Berkeley #17Title: Her Suffering For Our Comfort? Strike |
Despite the sentimental tendencies, these tender and humanistic images are both effective and affective. The simplicity of the monochromatic silkscreen medium and the re-used computer paper permits a degree of child-like innocence that would perhaps be difficult to accept in a more complex work. And yet here it can be appreciated for its universal appeal, the themes of motherhood and the fragility of the young family touching a nerve in us all.

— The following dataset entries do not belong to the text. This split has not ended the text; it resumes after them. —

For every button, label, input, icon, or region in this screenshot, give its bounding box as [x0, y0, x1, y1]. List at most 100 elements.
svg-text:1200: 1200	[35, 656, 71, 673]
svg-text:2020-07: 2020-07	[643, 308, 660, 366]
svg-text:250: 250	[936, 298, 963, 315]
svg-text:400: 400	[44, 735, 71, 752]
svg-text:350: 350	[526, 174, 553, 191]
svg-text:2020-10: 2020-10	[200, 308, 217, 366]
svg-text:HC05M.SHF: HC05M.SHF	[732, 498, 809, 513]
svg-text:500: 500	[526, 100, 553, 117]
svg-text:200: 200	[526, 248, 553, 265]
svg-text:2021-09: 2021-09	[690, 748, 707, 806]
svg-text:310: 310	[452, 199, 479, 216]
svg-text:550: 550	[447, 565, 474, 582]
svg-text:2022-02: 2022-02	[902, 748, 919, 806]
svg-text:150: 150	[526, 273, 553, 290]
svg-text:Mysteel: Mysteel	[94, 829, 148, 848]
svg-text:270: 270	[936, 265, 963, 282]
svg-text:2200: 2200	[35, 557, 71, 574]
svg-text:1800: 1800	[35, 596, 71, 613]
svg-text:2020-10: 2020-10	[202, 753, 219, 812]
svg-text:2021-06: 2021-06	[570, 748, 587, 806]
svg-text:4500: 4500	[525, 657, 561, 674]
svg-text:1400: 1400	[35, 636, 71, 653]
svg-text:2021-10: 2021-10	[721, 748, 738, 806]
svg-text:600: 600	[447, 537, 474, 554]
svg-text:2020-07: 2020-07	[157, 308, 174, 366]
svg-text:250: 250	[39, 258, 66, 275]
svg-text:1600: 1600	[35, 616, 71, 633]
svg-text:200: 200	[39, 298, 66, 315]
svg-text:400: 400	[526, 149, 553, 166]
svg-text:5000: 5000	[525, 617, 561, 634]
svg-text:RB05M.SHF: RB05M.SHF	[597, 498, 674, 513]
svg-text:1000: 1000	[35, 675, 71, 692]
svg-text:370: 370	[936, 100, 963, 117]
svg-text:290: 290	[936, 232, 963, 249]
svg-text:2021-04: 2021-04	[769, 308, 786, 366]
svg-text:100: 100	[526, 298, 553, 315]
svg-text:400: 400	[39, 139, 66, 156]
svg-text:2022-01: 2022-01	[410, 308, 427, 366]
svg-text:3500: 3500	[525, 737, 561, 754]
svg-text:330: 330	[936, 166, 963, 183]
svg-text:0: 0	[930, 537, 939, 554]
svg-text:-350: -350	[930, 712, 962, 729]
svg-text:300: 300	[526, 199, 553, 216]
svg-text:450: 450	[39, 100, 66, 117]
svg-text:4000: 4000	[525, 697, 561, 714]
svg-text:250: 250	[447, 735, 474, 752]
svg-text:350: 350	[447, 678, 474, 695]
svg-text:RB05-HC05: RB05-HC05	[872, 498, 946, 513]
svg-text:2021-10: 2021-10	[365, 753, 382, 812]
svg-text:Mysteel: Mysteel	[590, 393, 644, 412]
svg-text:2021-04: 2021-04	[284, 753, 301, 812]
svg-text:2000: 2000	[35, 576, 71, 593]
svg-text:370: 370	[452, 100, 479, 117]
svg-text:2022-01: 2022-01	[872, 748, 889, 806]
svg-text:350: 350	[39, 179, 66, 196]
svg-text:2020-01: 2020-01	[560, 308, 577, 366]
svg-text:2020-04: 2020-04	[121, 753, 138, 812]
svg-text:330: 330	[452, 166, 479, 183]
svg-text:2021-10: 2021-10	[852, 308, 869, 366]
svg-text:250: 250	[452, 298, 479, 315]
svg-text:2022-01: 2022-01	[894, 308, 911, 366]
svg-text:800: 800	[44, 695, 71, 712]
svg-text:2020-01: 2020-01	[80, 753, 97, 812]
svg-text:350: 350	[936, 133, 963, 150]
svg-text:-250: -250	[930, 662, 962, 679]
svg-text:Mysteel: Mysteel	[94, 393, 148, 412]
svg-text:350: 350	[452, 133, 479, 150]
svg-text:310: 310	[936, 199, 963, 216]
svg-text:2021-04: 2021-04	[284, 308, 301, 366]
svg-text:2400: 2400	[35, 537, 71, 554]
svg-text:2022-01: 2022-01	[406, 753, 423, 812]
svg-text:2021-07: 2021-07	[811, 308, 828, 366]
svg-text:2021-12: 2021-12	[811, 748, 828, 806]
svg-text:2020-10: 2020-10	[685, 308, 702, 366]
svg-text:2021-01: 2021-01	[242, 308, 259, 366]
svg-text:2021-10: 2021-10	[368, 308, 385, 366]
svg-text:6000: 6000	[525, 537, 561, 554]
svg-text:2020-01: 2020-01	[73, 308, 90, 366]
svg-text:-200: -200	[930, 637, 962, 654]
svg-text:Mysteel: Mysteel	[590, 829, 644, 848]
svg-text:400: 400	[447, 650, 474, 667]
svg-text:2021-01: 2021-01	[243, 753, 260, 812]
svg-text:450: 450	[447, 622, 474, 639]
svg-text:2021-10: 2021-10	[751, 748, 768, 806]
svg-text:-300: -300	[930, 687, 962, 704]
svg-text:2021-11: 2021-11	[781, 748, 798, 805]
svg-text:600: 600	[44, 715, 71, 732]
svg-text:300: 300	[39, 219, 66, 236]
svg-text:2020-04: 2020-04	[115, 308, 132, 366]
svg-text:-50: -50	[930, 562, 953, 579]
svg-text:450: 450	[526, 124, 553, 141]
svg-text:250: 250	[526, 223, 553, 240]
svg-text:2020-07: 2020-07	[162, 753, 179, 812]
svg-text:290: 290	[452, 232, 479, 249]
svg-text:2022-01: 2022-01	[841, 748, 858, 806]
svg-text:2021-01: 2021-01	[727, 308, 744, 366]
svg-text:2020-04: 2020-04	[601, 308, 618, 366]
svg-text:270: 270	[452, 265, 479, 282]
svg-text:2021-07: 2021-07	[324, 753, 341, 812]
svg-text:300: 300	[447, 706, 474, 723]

However, in this second image, the apparent mutual exclusivity of 'her suffering' and 'our comfort' also hints at a sense of liberal guilt — a feeling that middle-class entitlements have been purchased at the expense of this utopian way of life. This self-recrimination adds a sharper undercurrent to the seemingly tender scene.
- Leonard Quart, “Deer Hunter: The Superman in Vietnam”, From Hanoi to Hollywood: The Vietnam War in American Film, ed. Linda Dittmar and Gene Michaud (New Brunswick: Rutgers UP, 1990), pg. 165.